Charles Moore Charles Moore

Cambridge’s China complicity

issue 04 November 2023

UK-China Transparency (UKCT) was formally launched this week (see Notes, 16 September). Its aim is in its name. There is sadly little transparency about UK-China dealings, especially in our universities. I first reported this problem early in 2020 when I investigated the behaviour of Jesus College, Cambridge, and its China Centre, run by the CCP apologist Professor Peter Nolan. It is probably not a coincidence that the three founders of UKCT – Sir Bernard Silverman, Martin Village and the young freelance reporter Sam Dunning – are all Jesus alumni. The more they looked, the more uncomfortable they became about their college’s advancement of CCP networking and propaganda and its role as the ramp for the courting of the Chinese regime by the whole of Cambridge University. To coincide with the launch, UKCT has published its investigation of Cambridge’s extensive research links with Huawei, which are cumulatively worth £28 million since 2016. These actually increased after the government opted in 2020 to ban Huawei from core parts of the 5G network. (New engagements are now paused; earlier ones persist.) The work includes sensitive areas with surveillance applications like face and speech recognition.

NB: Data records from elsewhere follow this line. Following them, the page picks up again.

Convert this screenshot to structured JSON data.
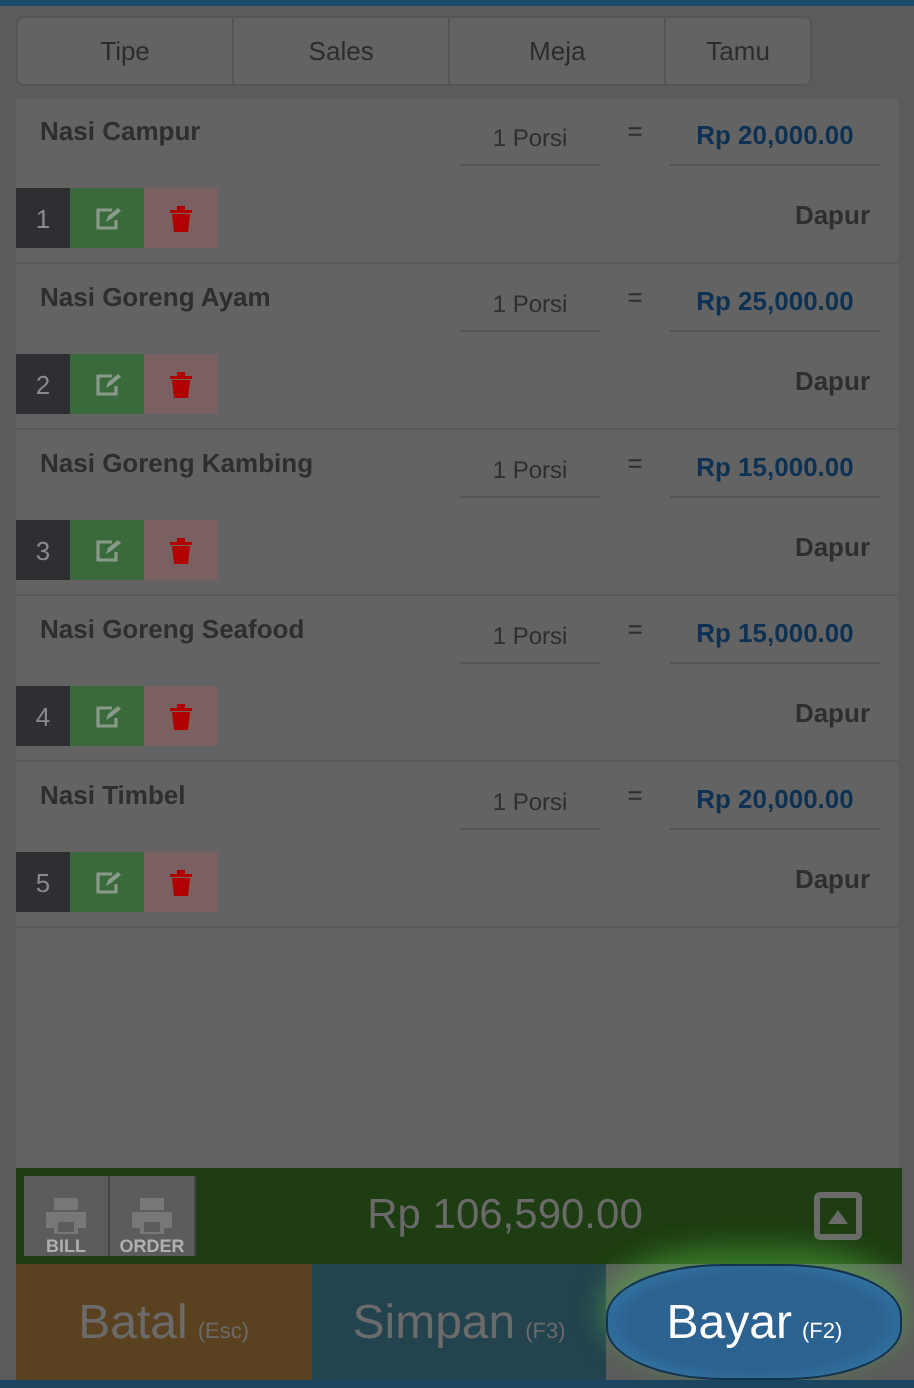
{
  "tabs": [
    {
      "label": "Tipe"
    },
    {
      "label": "Sales"
    },
    {
      "label": "Meja"
    },
    {
      "label": "Tamu"
    }
  ],
  "items": [
    {
      "name": "Nasi Campur",
      "qty": "1 Porsi",
      "equals": "=",
      "price": "Rp 20,000.00",
      "number": "1",
      "station": "Dapur"
    },
    {
      "name": "Nasi Goreng Ayam",
      "qty": "1 Porsi",
      "equals": "=",
      "price": "Rp 25,000.00",
      "number": "2",
      "station": "Dapur"
    },
    {
      "name": "Nasi Goreng Kambing",
      "qty": "1 Porsi",
      "equals": "=",
      "price": "Rp 15,000.00",
      "number": "3",
      "station": "Dapur"
    },
    {
      "name": "Nasi Goreng Seafood",
      "qty": "1 Porsi",
      "equals": "=",
      "price": "Rp 15,000.00",
      "number": "4",
      "station": "Dapur"
    },
    {
      "name": "Nasi Timbel",
      "qty": "1 Porsi",
      "equals": "=",
      "price": "Rp 20,000.00",
      "number": "5",
      "station": "Dapur"
    }
  ],
  "footer": {
    "print_buttons": [
      {
        "label": "BILL"
      },
      {
        "label": "ORDER"
      }
    ],
    "total": "Rp 106,590.00",
    "actions": [
      {
        "kind": "cancel",
        "label": "Batal",
        "shortcut": "(Esc)",
        "highlighted": false
      },
      {
        "kind": "save",
        "label": "Simpan",
        "shortcut": "(F3)",
        "highlighted": false
      },
      {
        "kind": "pay",
        "label": "Bayar",
        "shortcut": "(F2)",
        "highlighted": true
      }
    ]
  }
}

In one case, research papers have been co-written with Huawei and scientists linked to China’s military. Where Cambridge has been compelled to disgorge records, it has sometimes redacted details about the nature of the research.

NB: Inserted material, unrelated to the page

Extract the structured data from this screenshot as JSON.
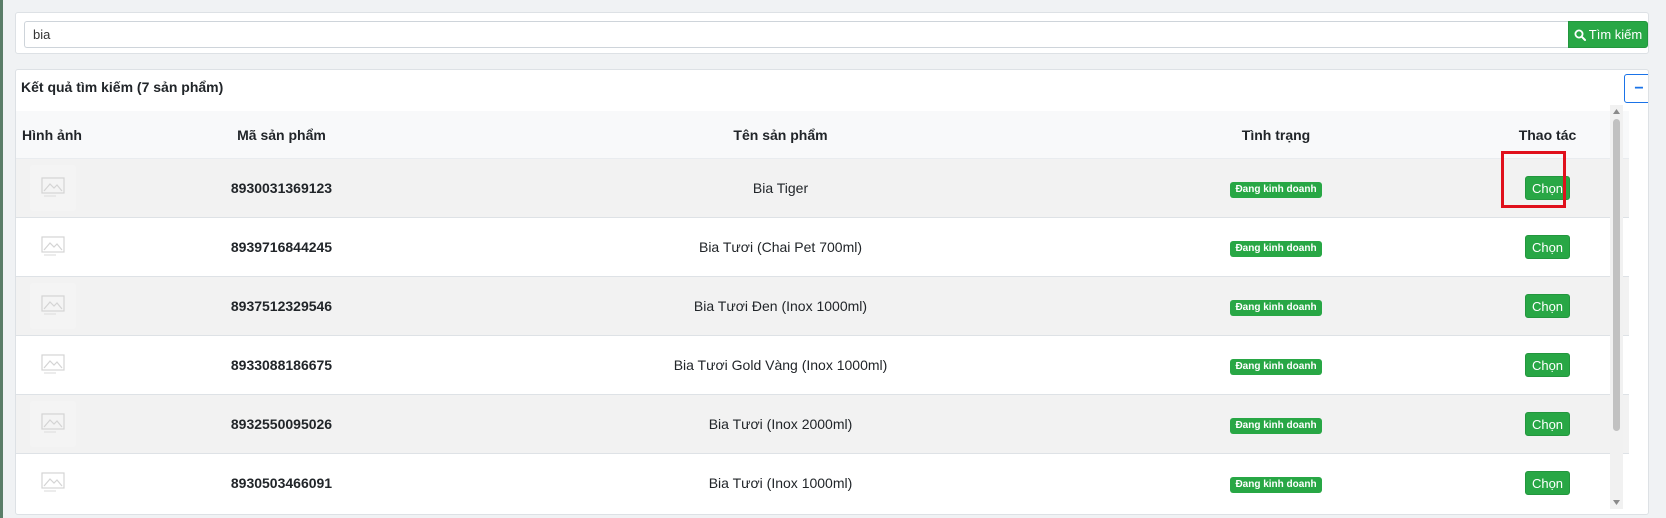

At the launch, there was discussion of how, under Xi Jinping, the general situation continues to worsen. One theory is that the various property company collapses in China this year serve his turn because they weaken his rivals, including the late Deng Xiaoping’s family. He may believe it is better for China to let foreign investment fall and create a siege economy. This approach has been christened ‘West Korea’.

There has been much comment about the Metropolitan Police experts on hand with reassurance that alarming words like ‘jihad’ can have peaceful meanings.